29歳だった1995年のインタビューで薬丸は、《去年くらいから、意識改革もあったんですよ。自分はまだ若いつもりなのに、まわりは“結婚してコブつきで”という目で見ますよね。タレントとして役者として、イメージは確実に狭まっている。でもそれは僕の現実だから、その狭まった中で今度は自分がどうすればいいのか、考えるべき時が来ていると思うんです。勢いの20代と安定の40代の中間で、30代の不安って、ありますね》と、不安を打ち明けながらも自分の置かれた状況を冷静に見つめている(※6)。
「毎日チラシを見て、安い店で買い物をする」
月~金の生活情報番組『はなまるマーケット』(TBS系)のスタートにともない俳優の岡江久美子とともにMCに起用されたのは、この翌年だった。

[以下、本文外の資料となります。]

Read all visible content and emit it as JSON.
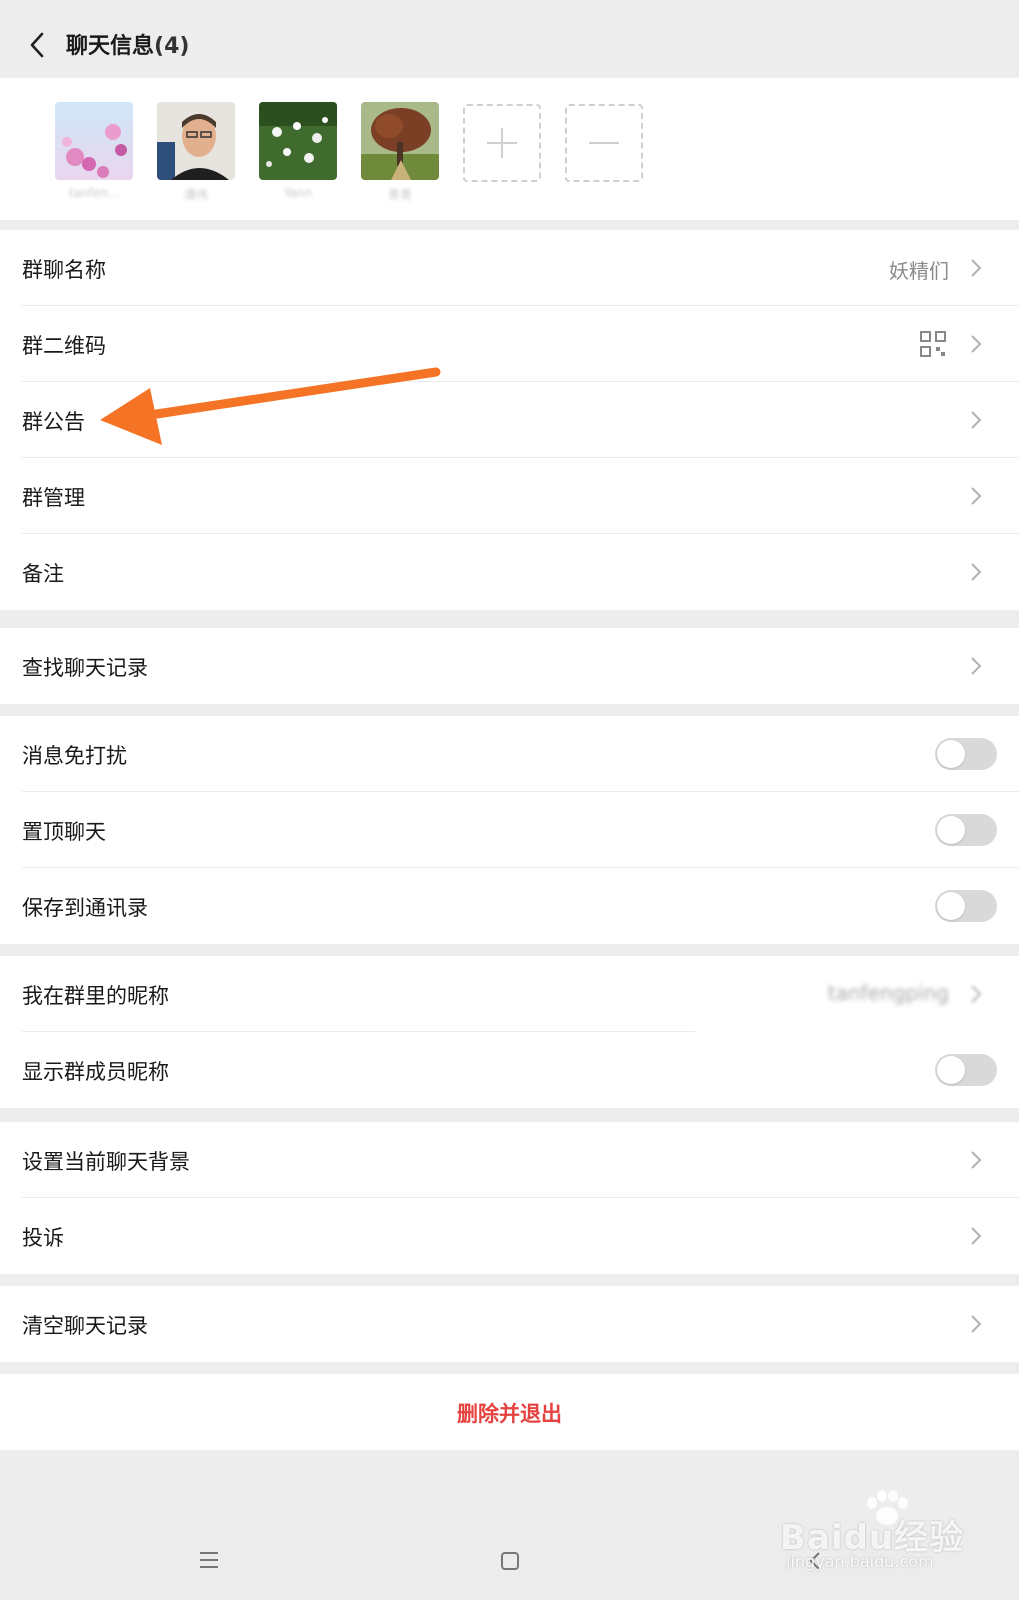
{
  "header": {
    "title": "聊天信息",
    "member_count": "(4)"
  },
  "members": [
    {
      "name": "tanfen...",
      "avatar": "pink-flowers-photo"
    },
    {
      "name": "谭伟",
      "avatar": "man-portrait-photo"
    },
    {
      "name": "Yann",
      "avatar": "white-flowers-photo"
    },
    {
      "name": "青青",
      "avatar": "tree-photo"
    }
  ],
  "member_actions": {
    "add": "plus-icon",
    "remove": "minus-icon"
  },
  "settings": {
    "group_name": {
      "label": "群聊名称",
      "value": "妖精们"
    },
    "qr_code": {
      "label": "群二维码"
    },
    "announcement": {
      "label": "群公告"
    },
    "management": {
      "label": "群管理"
    },
    "remark": {
      "label": "备注"
    },
    "search_history": {
      "label": "查找聊天记录"
    },
    "mute": {
      "label": "消息免打扰",
      "on": false
    },
    "pin": {
      "label": "置顶聊天",
      "on": false
    },
    "save_contacts": {
      "label": "保存到通讯录",
      "on": false
    },
    "my_nickname": {
      "label": "我在群里的昵称",
      "value": "tanfengping"
    },
    "show_nicknames": {
      "label": "显示群成员昵称",
      "on": false
    },
    "background": {
      "label": "设置当前聊天背景"
    },
    "complaint": {
      "label": "投诉"
    },
    "clear_history": {
      "label": "清空聊天记录"
    }
  },
  "delete_exit": {
    "label": "删除并退出"
  },
  "navbar": {
    "menu": "menu-icon",
    "home": "home-icon",
    "back": "back-icon"
  },
  "watermark": {
    "brand": "Baidu经验",
    "url": "jingyan.baidu.com"
  },
  "colors": {
    "background": "#ededed",
    "danger": "#e64340",
    "arrow_annotation": "#f47324",
    "toggle_off": "#d9d9d9"
  }
}
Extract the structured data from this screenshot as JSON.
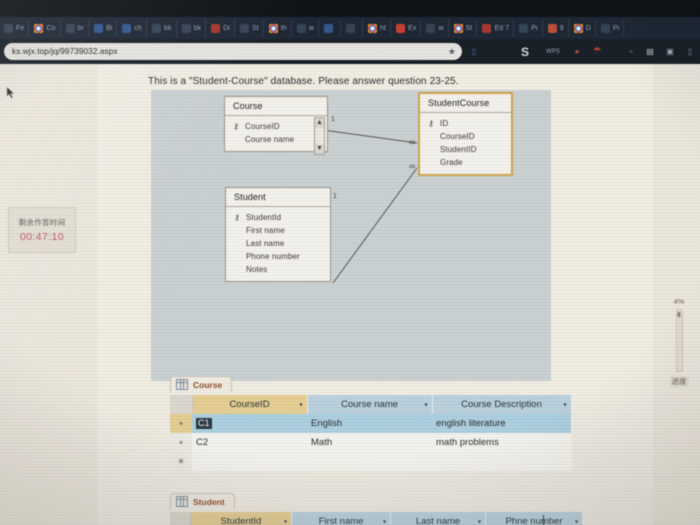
{
  "browser": {
    "url": "ks.wjx.top/jq/99739032.aspx",
    "star_icon": "★",
    "tabs": [
      {
        "label": "Fe",
        "icon": "favicon-generic"
      },
      {
        "label": "Co",
        "icon": "favicon-chrome"
      },
      {
        "label": "br",
        "icon": "favicon-generic"
      },
      {
        "label": "Bl",
        "icon": "favicon-blue"
      },
      {
        "label": "ch",
        "icon": "favicon-blue"
      },
      {
        "label": "bk",
        "icon": "favicon-generic"
      },
      {
        "label": "bk",
        "icon": "favicon-generic"
      },
      {
        "label": "Di",
        "icon": "favicon-red"
      },
      {
        "label": "St",
        "icon": "favicon-generic"
      },
      {
        "label": "th",
        "icon": "favicon-chrome"
      },
      {
        "label": "w",
        "icon": "favicon-generic"
      },
      {
        "label": "",
        "icon": "favicon-blue"
      },
      {
        "label": "",
        "icon": "favicon-generic"
      },
      {
        "label": "ht",
        "icon": "favicon-chrome"
      },
      {
        "label": "Ex",
        "icon": "favicon-powerpoint"
      },
      {
        "label": "w",
        "icon": "favicon-generic"
      },
      {
        "label": "St",
        "icon": "favicon-chrome"
      },
      {
        "label": "Ed  7",
        "icon": "favicon-red"
      },
      {
        "label": "Pi",
        "icon": "favicon-generic"
      },
      {
        "label": "9",
        "icon": "favicon-orange"
      },
      {
        "label": "D",
        "icon": "favicon-chrome"
      },
      {
        "label": "Pi",
        "icon": "favicon-generic"
      }
    ],
    "toolbar_icons": [
      "bookmark-icon",
      "s-logo-icon",
      "wps-icon",
      "dot-icon",
      "umbrella-icon",
      "small-dot-icon",
      "image-icon",
      "app-icon",
      "menu-icon"
    ]
  },
  "exam": {
    "timer_label": "剩余作答时间",
    "timer_value": "00:47:10",
    "progress_percent": "4%",
    "progress_label": "进度",
    "prompt": "This is a \"Student-Course\" database. Please answer question 23-25."
  },
  "relationships": {
    "tables": [
      {
        "name": "Course",
        "selected": false,
        "has_scrollbar": true,
        "fields": [
          {
            "label": "CourseID",
            "key": true
          },
          {
            "label": "Course name",
            "key": false
          }
        ]
      },
      {
        "name": "StudentCourse",
        "selected": true,
        "has_scrollbar": false,
        "fields": [
          {
            "label": "ID",
            "key": true
          },
          {
            "label": "CourseID",
            "key": false
          },
          {
            "label": "StudentID",
            "key": false
          },
          {
            "label": "Grade",
            "key": false
          }
        ]
      },
      {
        "name": "Student",
        "selected": false,
        "has_scrollbar": false,
        "fields": [
          {
            "label": "StudentId",
            "key": true
          },
          {
            "label": "First name",
            "key": false
          },
          {
            "label": "Last name",
            "key": false
          },
          {
            "label": "Phone number",
            "key": false
          },
          {
            "label": "Notes",
            "key": false
          }
        ]
      }
    ],
    "many_symbol": "∞",
    "one_symbol": "1"
  },
  "datasheets": [
    {
      "tab_label": "Course",
      "tab_icon": "datasheet-icon",
      "columns": [
        "CourseID",
        "Course name",
        "Course Description"
      ],
      "key_column_index": 0,
      "sort_caret": "▾",
      "expander_symbol": "+",
      "new_row_symbol": "✳",
      "selected_row_index": 0,
      "rows": [
        {
          "CourseID": "C1",
          "Course name": "English",
          "Course Description": "english literature"
        },
        {
          "CourseID": "C2",
          "Course name": "Math",
          "Course Description": "math problems"
        }
      ]
    },
    {
      "tab_label": "Student",
      "tab_icon": "datasheet-icon",
      "columns": [
        "StudentId",
        "First name",
        "Last name",
        "Phne number"
      ],
      "key_column_index": 0,
      "sort_caret": "▾",
      "expander_symbol": "+",
      "new_row_symbol": "✳",
      "selected_row_index": -1,
      "rows": []
    }
  ],
  "colors": {
    "header_blue": "#b9d4e3",
    "key_column": "#ecd08a",
    "selected_row": "#a9d3e7",
    "selected_table_border": "#d9a441",
    "timer_red": "#c9535a",
    "tab_text_orange": "#9a4a20",
    "canvas_bg": "#cbd3d4"
  }
}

薬丸によれば、この出演が決まったのは、あるトーク番組で「毎日チラシを見て、安い店で買い物をするようにしている」としゃべったのを、『はなまるマーケット』を立ち上げたプロデューサーがたまたま見ていて「こいつ、生活感あるな」と感じたからだという(※3)。そのプロデューサー・石川眞実はもともとは音楽番組『ザ・ベストテン』のディレクターで、シブがき隊時代の生意気盛りの彼を知っていただけに、変貌を感じ取ったようだ。
ジャニーズ時代は、新幹線の切符も買えず…
そもそも薬丸が生活を省みるようになったのは、シブがき隊の解散後、自分ひとりでは新幹線の切符も買えず、銀行に行ってもどうやって金を下ろせるのかわからない自分の世間知らずぶりにショックを受けたのがきっかけだった。それからというもの小遣い帳をつけ、新聞も読むようになったという(※6)。
『はなまるマーケット』は2014年まで18年続き、このあいだに生活感のあるタレントという薬丸のイメージは完全に定着した。『はなまる』終了後も、入れ替わるようにテレビ東京系の同じく平日午前中の帯番組『生活情報マーケット なないろ日和!』ではなまるファミリーの一員だった香坂みゆきとMCを担当、スタートから8年が経った現在も続いている。
この間、2015年には結婚25年の銀婚式を迎え、結婚時には直前まで黙っていた事務所への配慮もあってできなかった結婚式をハワイにて家族だけで挙げた。石川秀美は結婚とともに芸能界を事実上引退したが、その後も、たびたびCMに出演している。薬丸とは3男2女に恵まれ、芸能界では前出の薬丸翔のほか、長女の薬丸玲美もタレントとして活動する。